Christians and non Christians are all part of the celebration because you will be drawn to it by your Christian friends, relatives and associates.
This is because the ngabang (celebratory visit) phenomenon applies to all religious or cultural celebrations for us here in Sarawak — long before former Prime Minister Datuk Seri Najib Razak’s One Malaysia concept.
For us here, Christmas is very special because your Christian host can be a Dayak, a Chinese, a Melanau or even an Indian.
It’s like saying there will be more hosts than there will be guests, which is why the run-up to Dec 25 is so much more fervent in the cities and towns.
In my Saratok longhouse, Christmas arrives on the night of Dec 24. Longhouse folk will be gathered at the ruai (open gallery) after a midnight mass at the longhouse chapel St Gabriel.
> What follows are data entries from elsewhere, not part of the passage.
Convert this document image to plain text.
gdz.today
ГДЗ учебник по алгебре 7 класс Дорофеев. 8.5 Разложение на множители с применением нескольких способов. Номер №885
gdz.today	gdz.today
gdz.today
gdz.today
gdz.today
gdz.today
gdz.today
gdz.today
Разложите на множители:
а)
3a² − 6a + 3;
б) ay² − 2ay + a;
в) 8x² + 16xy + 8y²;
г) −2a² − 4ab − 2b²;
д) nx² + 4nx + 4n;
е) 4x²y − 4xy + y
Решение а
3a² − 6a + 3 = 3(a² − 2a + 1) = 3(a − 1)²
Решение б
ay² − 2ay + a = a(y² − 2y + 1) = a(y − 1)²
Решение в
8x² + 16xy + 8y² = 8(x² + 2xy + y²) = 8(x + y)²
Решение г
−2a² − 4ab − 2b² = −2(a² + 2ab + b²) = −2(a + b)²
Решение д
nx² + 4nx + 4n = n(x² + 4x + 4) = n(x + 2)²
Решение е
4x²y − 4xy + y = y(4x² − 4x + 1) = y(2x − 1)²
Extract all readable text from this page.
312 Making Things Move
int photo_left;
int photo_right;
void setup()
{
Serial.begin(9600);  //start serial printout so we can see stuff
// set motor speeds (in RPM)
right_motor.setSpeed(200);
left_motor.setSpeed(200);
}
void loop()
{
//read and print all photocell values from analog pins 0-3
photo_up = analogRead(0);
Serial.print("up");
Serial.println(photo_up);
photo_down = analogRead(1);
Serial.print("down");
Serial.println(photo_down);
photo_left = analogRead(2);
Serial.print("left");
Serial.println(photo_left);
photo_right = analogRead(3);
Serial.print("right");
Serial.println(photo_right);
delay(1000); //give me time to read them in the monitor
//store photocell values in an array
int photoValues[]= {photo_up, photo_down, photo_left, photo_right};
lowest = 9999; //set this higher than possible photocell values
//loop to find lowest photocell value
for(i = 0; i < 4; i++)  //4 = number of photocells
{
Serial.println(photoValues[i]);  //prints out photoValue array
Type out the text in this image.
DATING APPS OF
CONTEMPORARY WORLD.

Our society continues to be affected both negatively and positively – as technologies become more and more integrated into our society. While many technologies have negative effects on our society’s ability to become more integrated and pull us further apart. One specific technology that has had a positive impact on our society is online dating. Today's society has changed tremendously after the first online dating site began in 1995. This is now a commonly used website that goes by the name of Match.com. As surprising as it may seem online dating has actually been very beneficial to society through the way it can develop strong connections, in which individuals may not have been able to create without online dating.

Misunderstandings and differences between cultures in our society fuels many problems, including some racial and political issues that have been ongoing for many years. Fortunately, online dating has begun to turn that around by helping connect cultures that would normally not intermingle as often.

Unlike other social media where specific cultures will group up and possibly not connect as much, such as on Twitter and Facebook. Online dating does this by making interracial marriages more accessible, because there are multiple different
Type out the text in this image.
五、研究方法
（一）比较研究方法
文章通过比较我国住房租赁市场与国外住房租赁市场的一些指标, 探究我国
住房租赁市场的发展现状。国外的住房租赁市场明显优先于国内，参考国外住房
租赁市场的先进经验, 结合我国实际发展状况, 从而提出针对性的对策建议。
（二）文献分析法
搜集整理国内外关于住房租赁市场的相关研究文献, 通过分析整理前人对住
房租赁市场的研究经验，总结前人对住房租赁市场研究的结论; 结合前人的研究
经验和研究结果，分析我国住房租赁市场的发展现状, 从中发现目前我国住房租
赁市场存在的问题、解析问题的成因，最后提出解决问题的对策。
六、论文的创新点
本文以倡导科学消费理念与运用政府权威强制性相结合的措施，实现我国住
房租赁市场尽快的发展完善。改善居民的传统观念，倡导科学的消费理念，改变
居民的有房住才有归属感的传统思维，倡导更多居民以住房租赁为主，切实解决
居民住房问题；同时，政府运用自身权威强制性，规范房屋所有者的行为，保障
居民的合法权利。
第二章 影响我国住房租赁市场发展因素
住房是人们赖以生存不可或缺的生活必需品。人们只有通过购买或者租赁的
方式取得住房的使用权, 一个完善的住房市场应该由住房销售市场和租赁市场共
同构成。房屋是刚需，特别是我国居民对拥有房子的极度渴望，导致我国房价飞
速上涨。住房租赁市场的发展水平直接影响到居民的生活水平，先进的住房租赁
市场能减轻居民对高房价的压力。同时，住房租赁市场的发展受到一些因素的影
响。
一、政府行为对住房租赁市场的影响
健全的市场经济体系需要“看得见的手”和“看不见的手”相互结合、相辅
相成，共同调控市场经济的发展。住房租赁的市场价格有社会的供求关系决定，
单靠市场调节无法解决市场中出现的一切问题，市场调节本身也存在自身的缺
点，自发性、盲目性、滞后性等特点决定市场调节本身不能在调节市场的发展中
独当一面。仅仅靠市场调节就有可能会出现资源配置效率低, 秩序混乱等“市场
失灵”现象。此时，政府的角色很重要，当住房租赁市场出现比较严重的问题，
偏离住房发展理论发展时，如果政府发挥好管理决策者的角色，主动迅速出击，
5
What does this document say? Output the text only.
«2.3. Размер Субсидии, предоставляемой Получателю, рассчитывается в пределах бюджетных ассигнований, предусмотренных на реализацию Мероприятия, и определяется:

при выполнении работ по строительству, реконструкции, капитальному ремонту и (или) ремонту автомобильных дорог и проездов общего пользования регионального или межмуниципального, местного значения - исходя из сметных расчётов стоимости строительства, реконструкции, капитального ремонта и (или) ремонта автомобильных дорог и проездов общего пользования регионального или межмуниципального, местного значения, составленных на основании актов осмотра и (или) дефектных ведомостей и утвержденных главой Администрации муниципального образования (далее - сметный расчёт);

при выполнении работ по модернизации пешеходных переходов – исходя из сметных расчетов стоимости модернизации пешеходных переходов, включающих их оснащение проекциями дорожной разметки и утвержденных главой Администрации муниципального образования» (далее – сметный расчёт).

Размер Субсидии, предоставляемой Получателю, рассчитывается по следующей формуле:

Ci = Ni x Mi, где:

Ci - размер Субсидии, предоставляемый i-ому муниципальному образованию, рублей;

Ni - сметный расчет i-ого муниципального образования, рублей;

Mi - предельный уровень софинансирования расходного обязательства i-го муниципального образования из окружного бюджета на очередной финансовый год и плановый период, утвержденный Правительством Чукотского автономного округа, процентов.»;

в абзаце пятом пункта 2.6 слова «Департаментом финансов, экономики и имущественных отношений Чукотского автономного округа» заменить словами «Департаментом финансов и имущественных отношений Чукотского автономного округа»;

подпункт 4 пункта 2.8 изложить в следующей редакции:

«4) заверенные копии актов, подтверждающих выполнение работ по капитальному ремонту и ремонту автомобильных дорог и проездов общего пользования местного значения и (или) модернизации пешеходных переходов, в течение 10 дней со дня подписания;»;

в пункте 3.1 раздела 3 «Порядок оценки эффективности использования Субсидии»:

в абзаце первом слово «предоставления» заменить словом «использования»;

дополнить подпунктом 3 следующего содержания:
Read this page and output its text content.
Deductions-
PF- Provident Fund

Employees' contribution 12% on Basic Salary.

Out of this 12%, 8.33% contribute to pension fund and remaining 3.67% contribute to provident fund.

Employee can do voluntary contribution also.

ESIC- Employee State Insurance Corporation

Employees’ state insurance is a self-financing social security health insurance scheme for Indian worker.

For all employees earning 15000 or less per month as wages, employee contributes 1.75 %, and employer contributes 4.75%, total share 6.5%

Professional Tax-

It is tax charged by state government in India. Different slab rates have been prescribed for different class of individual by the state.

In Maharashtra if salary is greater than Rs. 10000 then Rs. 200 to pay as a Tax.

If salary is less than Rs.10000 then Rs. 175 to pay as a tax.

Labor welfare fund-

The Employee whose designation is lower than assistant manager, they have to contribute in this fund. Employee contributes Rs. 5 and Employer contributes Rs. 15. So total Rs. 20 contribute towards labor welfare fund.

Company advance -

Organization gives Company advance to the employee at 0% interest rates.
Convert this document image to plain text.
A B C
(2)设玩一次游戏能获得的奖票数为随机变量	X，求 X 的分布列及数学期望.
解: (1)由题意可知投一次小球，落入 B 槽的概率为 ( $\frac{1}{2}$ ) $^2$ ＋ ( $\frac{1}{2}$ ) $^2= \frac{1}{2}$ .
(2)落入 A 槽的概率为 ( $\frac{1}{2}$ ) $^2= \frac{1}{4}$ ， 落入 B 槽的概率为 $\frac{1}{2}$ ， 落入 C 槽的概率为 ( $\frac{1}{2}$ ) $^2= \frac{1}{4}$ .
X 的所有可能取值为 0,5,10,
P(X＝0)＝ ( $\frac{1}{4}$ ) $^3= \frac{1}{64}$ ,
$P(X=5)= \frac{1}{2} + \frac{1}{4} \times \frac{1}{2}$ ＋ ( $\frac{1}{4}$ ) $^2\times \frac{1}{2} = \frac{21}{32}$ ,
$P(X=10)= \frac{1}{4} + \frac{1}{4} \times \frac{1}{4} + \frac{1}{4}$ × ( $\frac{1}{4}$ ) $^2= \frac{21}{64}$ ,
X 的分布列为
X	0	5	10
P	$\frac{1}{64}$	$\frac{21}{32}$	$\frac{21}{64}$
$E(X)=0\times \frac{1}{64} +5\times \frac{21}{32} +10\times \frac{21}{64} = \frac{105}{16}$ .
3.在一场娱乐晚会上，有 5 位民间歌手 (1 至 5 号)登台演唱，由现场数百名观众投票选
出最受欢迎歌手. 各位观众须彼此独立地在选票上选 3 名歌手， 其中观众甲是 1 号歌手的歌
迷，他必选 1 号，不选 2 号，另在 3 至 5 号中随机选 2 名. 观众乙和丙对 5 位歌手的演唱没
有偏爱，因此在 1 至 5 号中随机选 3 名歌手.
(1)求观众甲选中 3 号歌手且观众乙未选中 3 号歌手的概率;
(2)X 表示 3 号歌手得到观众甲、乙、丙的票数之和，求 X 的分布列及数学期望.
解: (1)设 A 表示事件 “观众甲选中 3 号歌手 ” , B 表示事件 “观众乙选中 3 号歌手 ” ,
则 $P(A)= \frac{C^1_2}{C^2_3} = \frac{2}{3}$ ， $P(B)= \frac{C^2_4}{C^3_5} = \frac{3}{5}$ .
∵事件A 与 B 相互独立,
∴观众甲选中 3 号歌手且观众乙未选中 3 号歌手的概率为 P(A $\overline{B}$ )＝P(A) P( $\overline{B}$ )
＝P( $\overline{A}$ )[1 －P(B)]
Previously, this was followed by merrymaking longhouse style.
For us Dayaks, we observe Christmas on a mediocre scale but hold our Gawai Dayak do with grandeur and total merriment, especially if it is done in the longhouse.
In the old days, all you needed to do was hit the gong and whoever heard it must come because when the gong beckoned, it meant that the least the hearer do was to touch the Gawai offerings.
Those who could not make it to the open house would have to do some simple ritual to free them of the ill-fortune of not responding to the call of the gong.
In modern-day Sarawak, the open house is an act of thanksgiving and sharing.
Here, I reiterate, we exemplify the act of total unity that has made our state a model in the country in terms of harmony despite our diversity.
This also has been repeatedly emphasised by our leaders starting from the days of the first Sarawak Cabinet in 1963, continued by my namesake when he was chief minister — he lost a pair of leather shoes at our Kedap longhouse’s Gawai Antu in 1973 and I lent him my slippers, but without telling him we shared ‘Tawi’ — and all our revered subsequent CMs.
Christmas always reminds me of my first Christmas eve in Penang (1975) hosted by a lecturer friend, Prof Dr Clifford Sather, whom I knew through Benedict Sandin, who was then Senior Fellow in Universiti Sains Malaysia’s Centre of Policy Research. I was the only Iban First Year undergraduate then.
Apart from Sandin, also present was Prof Derrick Freeman, who was on a visit from Australia National University (then, he was the mentor of James Jemut Masing, now Tan Sri Datuk Amar who needs no introduction in Sarawak politics).
What stood out from all acts was our (Freeman and I) intake of durian, turkey with rice, beer and brandy in that order. Freeman spoke Iban in challenging me to take beer and brandy after the durian. Both of us survived the possibly fatal combination.
Sather only lectured us in our Second Year for an anthropology course. We reunited during a Gawai Antu at Ulu Bayor longhouse in 1988. We met again in 2002 when he was the chair of Asian Studies in Unimas, Kota Samarahan.
Due to the Covid-19 pandemic this time around, my movement is limited to Metrocity here in Matang but I may join family members for a Christmas tiffin in Kota Samarahan.
Forget about any Christmas Eve dinner with them as on Dec 24, we are still at work.
So this year, all celebrations, if any at all, are done under restrictions.
There may be also a lesser degree of Christmas ‘ngabang’ this year due to the limitations imposed subsequent to the global pandemic declaration early this year.
Nevertheless, friendships and understanding are being fostered all year round, year after year, across all ethnic, racial and religious spectrums.
I hope next year there will be much more merriment during Christmas. Merry Christmas to all!